Oggi si produce più cibo che mai, ma ancora oltre 900 milioni di esseri umani soffrono la fame. Per aumentare la produzione di cibo a larga scala, si è sviluppata un’agricoltura intensiva, meccanizzata e fortemente inquinante. Il 40% del cibo prodotto a livello mondiale viene sprecato prima ancora di essere consumato
Una vera e propria «road map» fatta di innovazioni agricole e centinaia di progetti già realizzati, per alleviare la povertà globale, migliorare la sicurezza alimentare e favorire la lotta al cambiamento climatico e il mantenimento delle risorse naturali. Questo è quanto contiene lo «State of the World 2011, Nutrire il pianeta», il rapporto annuale realizzato dal Worldwatch Institute e presentato a Roma, durante la giornata mondiale dell’acqua, nell’edizione italiana curata dal Wwf Italia per Edizioni Ambiente.
Oggi si produce più cibo che mai, ma ancora oltre 900 milioni di esseri umani soffrono la fame. La percentuale degli aiuti allo sviluppo dedicata all’agricoltura ha raggiunto il minimo storico del 4%. Per aumentare la produzione di cibo a larga scala, si è sviluppata un’agricoltura intensiva, meccanizzata e fortemente inquinante, che espone a rischio la fertilità dei suoli, l’accessibilità delle risorse idriche, la diversità delle colture, e complessivamente è responsabile di un terzo delle emissioni globali di gas serra. Ma, cosa ancor più grave, è che il 40% del cibo prodotto a livello mondiale viene sprecato prima ancora di essere consumato.
Danielle Nierenberg, co-direttore dello «State of the World 2011», durante la presentazione del volume, ha detto: «Lo “State of the World 2011”, realizzato dopo due anni di ricerche in 25 Paesi africani, racconta le pratiche agricole innovative, a basso costo e sostenibili sotto il profilo ambientale, che applicate localmente possono migliorare la produttività, ridurre gli sprechi e sfamare centinaia di milioni di persone, dando, alle comunità più povere del pianeta, la chiave per vincere la fame nel mondo nel rispetto degli equilibri naturali».

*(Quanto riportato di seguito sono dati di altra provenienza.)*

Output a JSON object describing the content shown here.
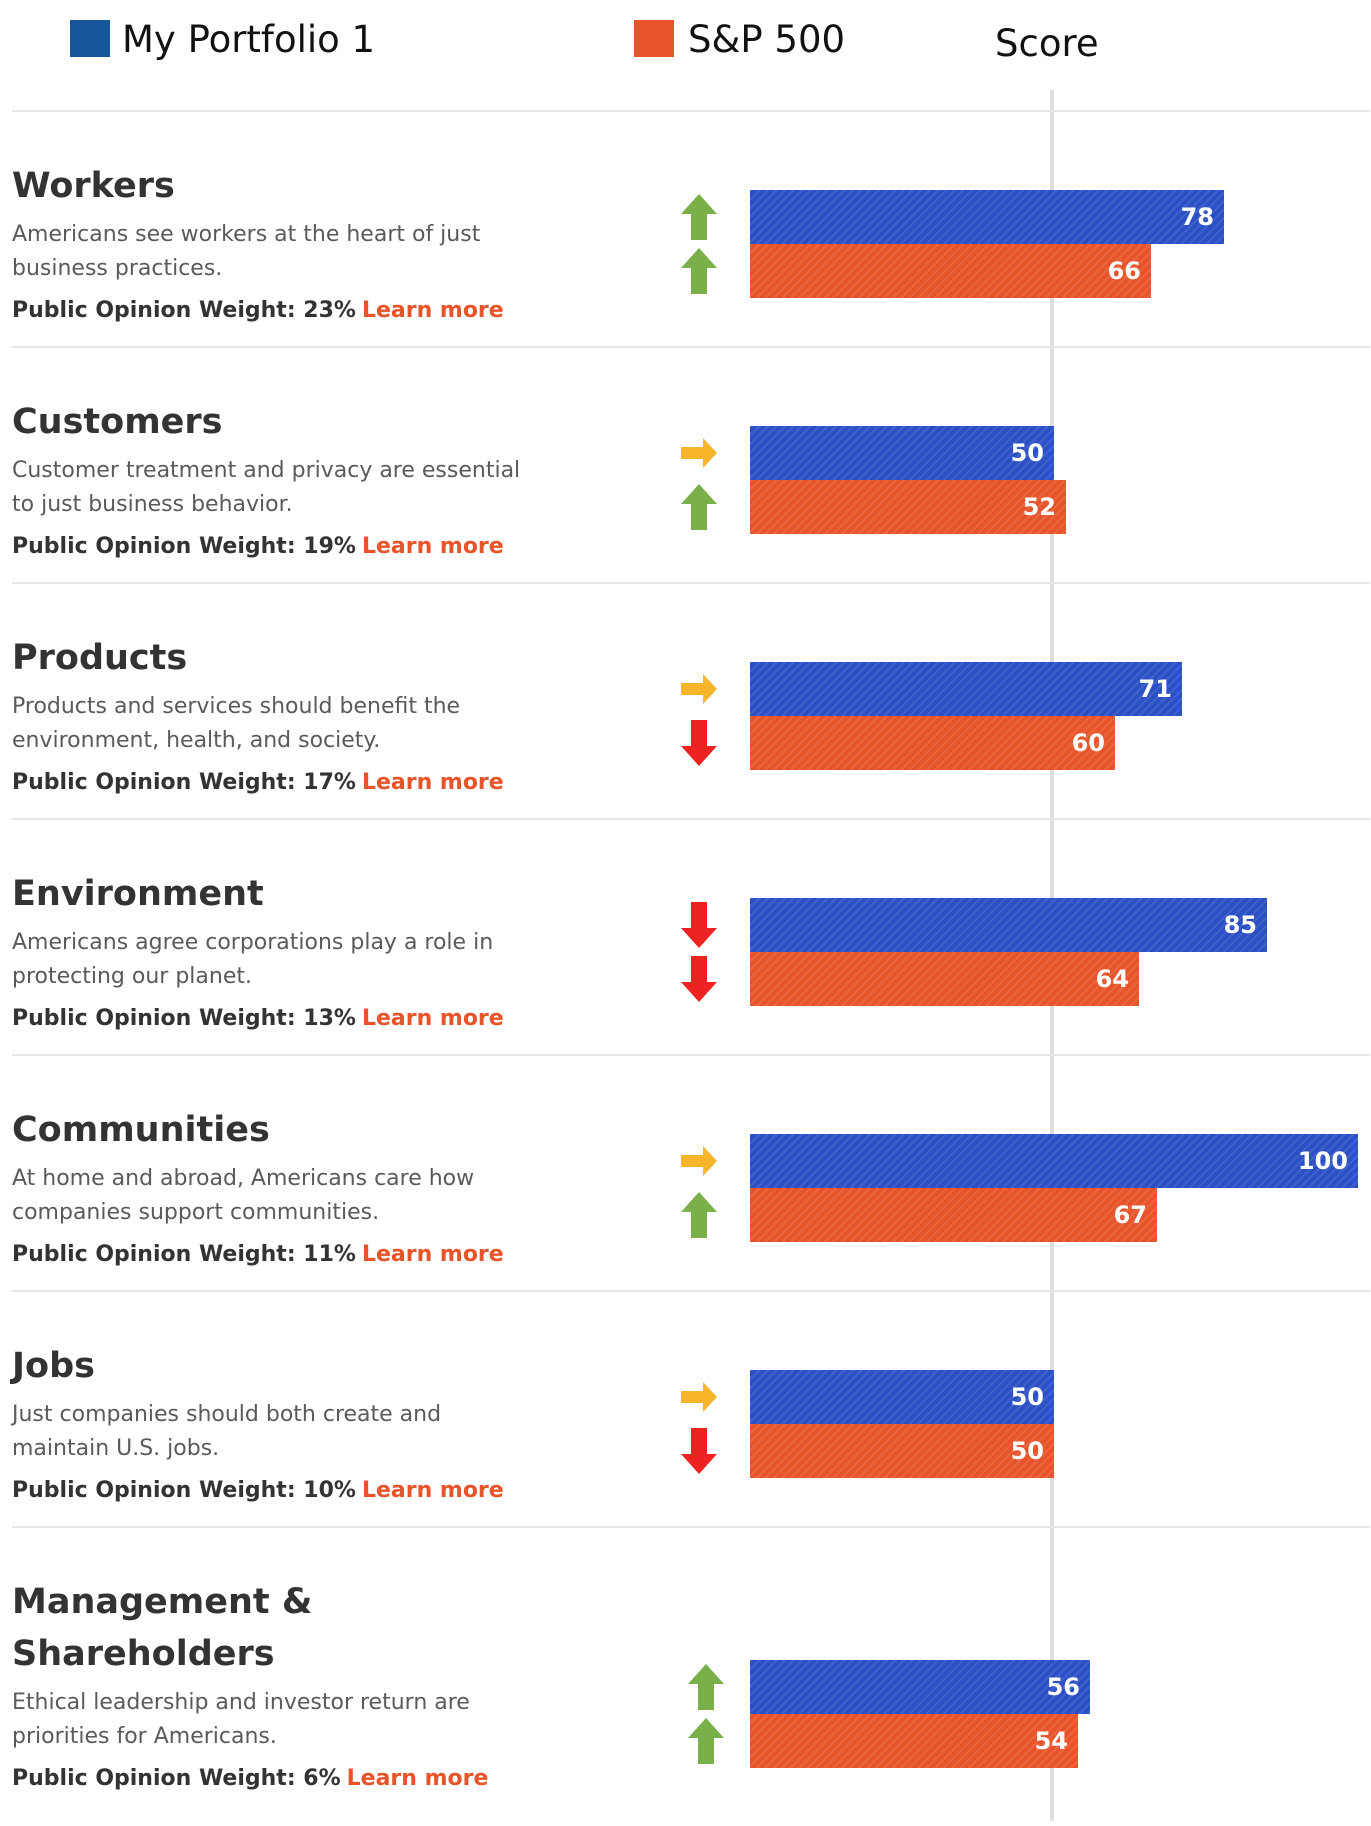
{
  "legend": {
    "portfolio_label": "My Portfolio 1",
    "benchmark_label": "S&P 500",
    "score_label": "Score"
  },
  "colors": {
    "portfolio": "#2b4fc4",
    "benchmark": "#e8542a",
    "portfolio_swatch": "#15579a",
    "arrow_up": "#79b04a",
    "arrow_right": "#f7b52b",
    "arrow_down": "#ee2222",
    "learn_more": "#e8542a"
  },
  "learn_more_label": "Learn more",
  "chart_data": {
    "type": "bar",
    "orientation": "horizontal",
    "title": "",
    "xlabel": "Score",
    "categories": [
      "Workers",
      "Customers",
      "Products",
      "Environment",
      "Communities",
      "Jobs",
      "Management & Shareholders"
    ],
    "series": [
      {
        "name": "My Portfolio 1",
        "values": [
          78,
          50,
          71,
          85,
          100,
          50,
          56
        ]
      },
      {
        "name": "S&P 500",
        "values": [
          66,
          52,
          60,
          64,
          67,
          50,
          54
        ]
      }
    ],
    "xlim": [
      0,
      100
    ],
    "reference_line": 50,
    "rows": [
      {
        "title_lines": [
          "Workers"
        ],
        "description": "Americans see workers at the heart of just business practices.",
        "weight_label": "Public Opinion Weight: 23%",
        "portfolio": {
          "value": 78,
          "trend": "up"
        },
        "benchmark": {
          "value": 66,
          "trend": "up"
        }
      },
      {
        "title_lines": [
          "Customers"
        ],
        "description": "Customer treatment and privacy are essential to just business behavior.",
        "weight_label": "Public Opinion Weight: 19%",
        "portfolio": {
          "value": 50,
          "trend": "right"
        },
        "benchmark": {
          "value": 52,
          "trend": "up"
        }
      },
      {
        "title_lines": [
          "Products"
        ],
        "description": "Products and services should benefit the environment, health, and society.",
        "weight_label": "Public Opinion Weight: 17%",
        "portfolio": {
          "value": 71,
          "trend": "right"
        },
        "benchmark": {
          "value": 60,
          "trend": "down"
        }
      },
      {
        "title_lines": [
          "Environment"
        ],
        "description": "Americans agree corporations play a role in protecting our planet.",
        "weight_label": "Public Opinion Weight: 13%",
        "portfolio": {
          "value": 85,
          "trend": "down"
        },
        "benchmark": {
          "value": 64,
          "trend": "down"
        }
      },
      {
        "title_lines": [
          "Communities"
        ],
        "description": "At home and abroad, Americans care how companies support communities.",
        "weight_label": "Public Opinion Weight: 11%",
        "portfolio": {
          "value": 100,
          "trend": "right"
        },
        "benchmark": {
          "value": 67,
          "trend": "up"
        }
      },
      {
        "title_lines": [
          "Jobs"
        ],
        "description": "Just companies should both create and maintain U.S. jobs.",
        "weight_label": "Public Opinion Weight: 10%",
        "portfolio": {
          "value": 50,
          "trend": "right"
        },
        "benchmark": {
          "value": 50,
          "trend": "down"
        }
      },
      {
        "title_lines": [
          "Management &",
          "Shareholders"
        ],
        "description": "Ethical leadership and investor return are priorities for Americans.",
        "weight_label": "Public Opinion Weight: 6%",
        "portfolio": {
          "value": 56,
          "trend": "up"
        },
        "benchmark": {
          "value": 54,
          "trend": "up"
        }
      }
    ]
  }
}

Molti gli esempi da poter analizzare e dai quali trarre insegnamenti per sviluppare applicazioni più sostenibili e maggiormente incentrate sul rispetto del territorio e della dignità degli individui; tra questi, si annoverano: l’agricoltura urbana sviluppata, attraverso tecniche come la coltivazione sui tetti o gli «orti verticali» su sacchi di terra muniti di fori, nella più grande baraccopoli in Kenya, a Nairobi, paese sprovvisto di suoli coltivabili; le innovazioni low cost per sfruttare meglio risorse idriche attraverso l’aspirazione effettuata, ad esempio, con pompe a pedali che, portando in superficie l’acqua rinvenuta anche a parecchi metri di profondità, permettono la fruibilità della risorsa che diversamente sarebbe difficilmente accessibile. Altri esempi si ritrovano in Ruanda, dove la raccolta dell’acqua piovana da tetti e altre superfici, ha portato alla costruzione di centinaia di bacini di raccolta utilizzati per le coltivazioni e in Kenya, dove una migliore gestione del suolo, ha consentito di sfruttare l’acqua piovana e l’umidità del terreno, aumentando la resa dei campi.
Gianfranco Bologna, direttore scientifico del Wwf Italia, che da 24 anni cura l’edizione italiana dello «State of the World», ha dichiarato: «L’agricoltura è giunta a un bivio, la cosiddetta rivoluzione verde, che ha incrementato la produttività agricola con nuove sementi selezionate, input di energia, fertilizzanti e pesticidi, non ha risolto il problema della fame nel mondo e ha comportato pesanti ricadute sui sistemi naturali».
In definitiva, lo «State of the World» individua nuovi modelli agricoli sostenibili, esportabili fuori dall’Africa e perfino nelle grandi città dell’Occidente, in grado di nutrire una popolazione mondiale che nel 2050 arriverà a 9 miliardi di esseri umani e sostenere, contestualmente, gli ecosistemi da cui l’umanità stessa dipende. Oggi, più che mai, è necessario che i nostri pasti siano sani, a ridotto impatto ambientale e in grado di ridurre la spesa sociale a carico degli Stati. Un grande apporto in tal senso può essere dato dallo sviluppo della dieta mediterranea, dove i suoi costituenti basilari, come legumi, frutta e verdura, sono dichiaratamente a basso impatto anche sulla salute del pianeta. Insomma, adottare abitudini alimentari corrette, contribuisce in maniera attiva, oltre che al benessere dell’uomo, alla salvaguardia del pianeta, in termini di risparmio di suolo, risorse energetiche e risorse idriche.